Soil pH and Nutrient Availability

June 14, 2011|Print

Soil pH and Nutrient Availability

Our main goal in managing soil fertility is to assure an adequate supply of essential mineral nutrients for proper crop growth and development and ultimately for the production of high yield and fiber quality. Many of the nutrients described above are present in the soil in sufficient quantities to accomplish our objective. However, presence of a specific nutrient in the soil does not necessarily suggest availability to the plant. The key component to nutrient uptake is the chemical solubility of the ion that the plant requires and that solubility is highly dependent on soil solution pH. The following Figure illustrates the relative availability of nutrients as a function of soil pH. An illustrative example of this process is that of soil P dynamics in arid desert soils. Soil solution pH levels in desert soils may reach as high as 9 but are commonly near 8 to 8.5. At these pH levels most native soil P remains in an insoluble state.

Figure illustrating the relationship between soil solution pH and nutrient availability.
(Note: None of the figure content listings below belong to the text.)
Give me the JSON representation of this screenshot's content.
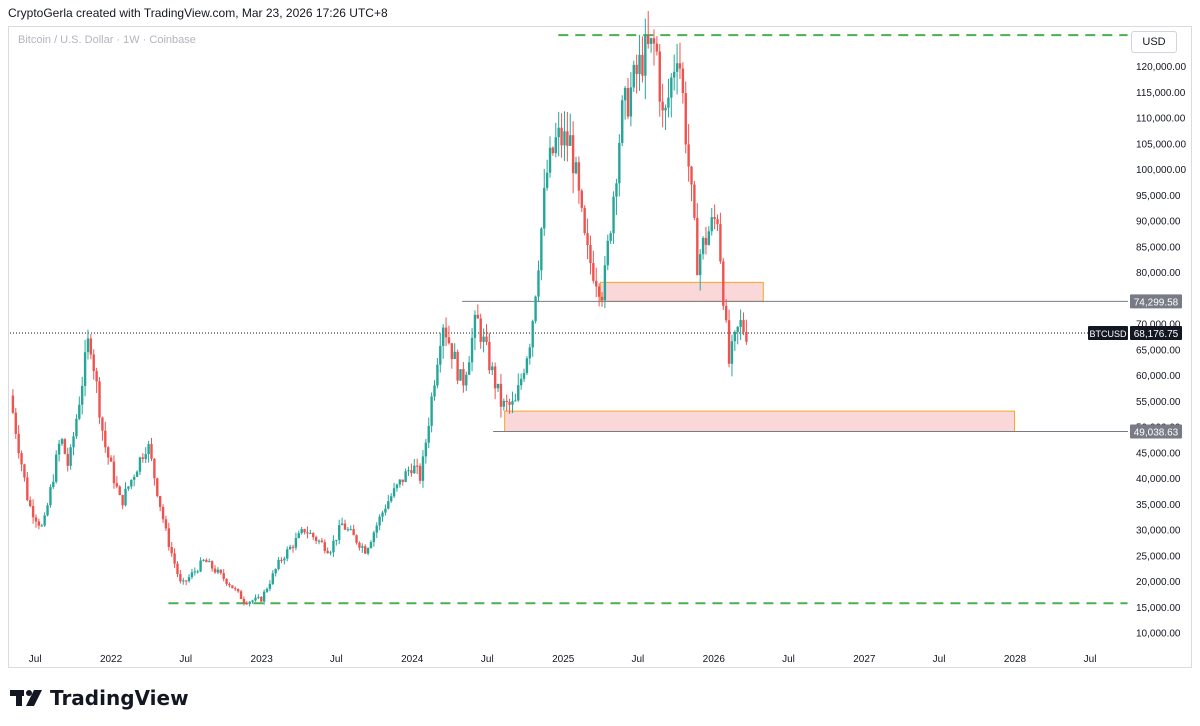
{
  "header": {
    "text": "CryptoGerla created with TradingView.com, Mar 23, 2026 17:26 UTC+8"
  },
  "symbol_line": "Bitcoin / U.S. Dollar · 1W · Coinbase",
  "currency_label": "USD",
  "brand": {
    "name": "TradingView",
    "logo_icon": "tradingview-logo-icon"
  },
  "colors": {
    "up": "#26a69a",
    "down": "#ef5350",
    "zone_fill": "#f8c9cc",
    "zone_border": "#f5a623",
    "dash_green": "#4caf50"
  },
  "chart_data": {
    "type": "candlestick",
    "symbol": "BTCUSD",
    "interval": "1W",
    "exchange": "Coinbase",
    "x_range": [
      "2021-05-01",
      "2028-10-01"
    ],
    "ylim": [
      7000,
      127000
    ],
    "price_ticks": [
      10000,
      15000,
      20000,
      25000,
      30000,
      35000,
      40000,
      45000,
      50000,
      55000,
      60000,
      65000,
      70000,
      75000,
      80000,
      85000,
      90000,
      95000,
      100000,
      105000,
      110000,
      115000,
      120000
    ],
    "price_tick_labels": [
      "10,000.00",
      "15,000.00",
      "20,000.00",
      "25,000.00",
      "30,000.00",
      "35,000.00",
      "40,000.00",
      "45,000.00",
      "50,000.00",
      "55,000.00",
      "60,000.00",
      "65,000.00",
      "70,000.00",
      "75,000.00",
      "80,000.00",
      "85,000.00",
      "90,000.00",
      "95,000.00",
      "100,000.00",
      "105,000.00",
      "110,000.00",
      "115,000.00",
      "120,000.00"
    ],
    "time_ticks": [
      {
        "date": "2021-07-01",
        "label": "Jul"
      },
      {
        "date": "2022-01-01",
        "label": "2022"
      },
      {
        "date": "2022-07-01",
        "label": "Jul"
      },
      {
        "date": "2023-01-01",
        "label": "2023"
      },
      {
        "date": "2023-07-01",
        "label": "Jul"
      },
      {
        "date": "2024-01-01",
        "label": "2024"
      },
      {
        "date": "2024-07-01",
        "label": "Jul"
      },
      {
        "date": "2025-01-01",
        "label": "2025"
      },
      {
        "date": "2025-07-01",
        "label": "Jul"
      },
      {
        "date": "2026-01-01",
        "label": "2026"
      },
      {
        "date": "2026-07-01",
        "label": "Jul"
      },
      {
        "date": "2027-01-01",
        "label": "2027"
      },
      {
        "date": "2027-07-01",
        "label": "Jul"
      },
      {
        "date": "2028-01-01",
        "label": "2028"
      },
      {
        "date": "2028-07-01",
        "label": "Jul"
      }
    ],
    "price_path": [
      {
        "date": "2021-05-01",
        "price": 56000
      },
      {
        "date": "2021-06-15",
        "price": 35000
      },
      {
        "date": "2021-07-20",
        "price": 30000
      },
      {
        "date": "2021-09-01",
        "price": 48000
      },
      {
        "date": "2021-09-20",
        "price": 42000
      },
      {
        "date": "2021-11-10",
        "price": 68000
      },
      {
        "date": "2021-12-15",
        "price": 47000
      },
      {
        "date": "2022-01-25",
        "price": 35000
      },
      {
        "date": "2022-03-30",
        "price": 47000
      },
      {
        "date": "2022-05-15",
        "price": 29000
      },
      {
        "date": "2022-06-20",
        "price": 19000
      },
      {
        "date": "2022-08-15",
        "price": 24000
      },
      {
        "date": "2022-10-15",
        "price": 19500
      },
      {
        "date": "2022-11-21",
        "price": 16000
      },
      {
        "date": "2022-12-31",
        "price": 16500
      },
      {
        "date": "2023-02-15",
        "price": 24000
      },
      {
        "date": "2023-04-15",
        "price": 30000
      },
      {
        "date": "2023-06-15",
        "price": 26000
      },
      {
        "date": "2023-07-15",
        "price": 31000
      },
      {
        "date": "2023-09-10",
        "price": 26000
      },
      {
        "date": "2023-10-30",
        "price": 35000
      },
      {
        "date": "2023-12-31",
        "price": 42500
      },
      {
        "date": "2024-01-22",
        "price": 40000
      },
      {
        "date": "2024-03-14",
        "price": 71000
      },
      {
        "date": "2024-05-01",
        "price": 58000
      },
      {
        "date": "2024-06-05",
        "price": 71000
      },
      {
        "date": "2024-08-05",
        "price": 54000
      },
      {
        "date": "2024-09-06",
        "price": 54000
      },
      {
        "date": "2024-10-15",
        "price": 68000
      },
      {
        "date": "2024-11-22",
        "price": 99000
      },
      {
        "date": "2024-12-17",
        "price": 106000
      },
      {
        "date": "2025-01-20",
        "price": 105000
      },
      {
        "date": "2025-02-25",
        "price": 84000
      },
      {
        "date": "2025-04-08",
        "price": 76000
      },
      {
        "date": "2025-05-22",
        "price": 110000
      },
      {
        "date": "2025-07-14",
        "price": 122000
      },
      {
        "date": "2025-08-14",
        "price": 124000
      },
      {
        "date": "2025-09-01",
        "price": 108000
      },
      {
        "date": "2025-10-06",
        "price": 125000
      },
      {
        "date": "2025-11-21",
        "price": 82000
      },
      {
        "date": "2025-12-20",
        "price": 88000
      },
      {
        "date": "2026-01-10",
        "price": 91000
      },
      {
        "date": "2026-02-06",
        "price": 62000
      },
      {
        "date": "2026-03-05",
        "price": 70000
      },
      {
        "date": "2026-03-23",
        "price": 68176.75
      }
    ],
    "zones": [
      {
        "from": "2025-04-01",
        "to": "2026-05-01",
        "low": 74299.58,
        "high": 78000
      },
      {
        "from": "2024-08-12",
        "to": "2027-12-31",
        "low": 49038.63,
        "high": 53000
      }
    ],
    "support_top_line": {
      "from": "2024-05-01",
      "to": "2026-05-01",
      "price": 74299.58
    },
    "support_bottom_line": {
      "from": "2024-07-15",
      "to": "2027-12-31",
      "price": 49038.63
    },
    "dashed_lines": [
      {
        "from": "2024-12-20",
        "to": "2028-09-30",
        "price": 126000
      },
      {
        "from": "2022-05-20",
        "to": "2028-09-30",
        "price": 15700
      }
    ],
    "current_price_line": {
      "price": 68176.75
    },
    "price_badges": [
      {
        "price": 74299.58,
        "label": "74,299.58"
      },
      {
        "price": 68176.75,
        "label": "68,176.75",
        "tag": "BTCUSD"
      },
      {
        "price": 49038.63,
        "label": "49,038.63"
      }
    ]
  }
}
In fact, applied P fertilizers that are soluble may revert to insoluble forms when it comes in contact with the soil. This is why banding applications of P fertilizer will help improve efficiency by minimizing the surface area contact with the soil. Programs aimed at managing pH in soils will help increase availability of native plant nutrients and improve the efficiency of applied nutrients through fertilizers. The addition of acid to alkaline soils and lime to acid soils will help to accomplish this. An accurate determination of soil fertility levels and pH will help to manage nutrients in an economically and environmentally efficient manner.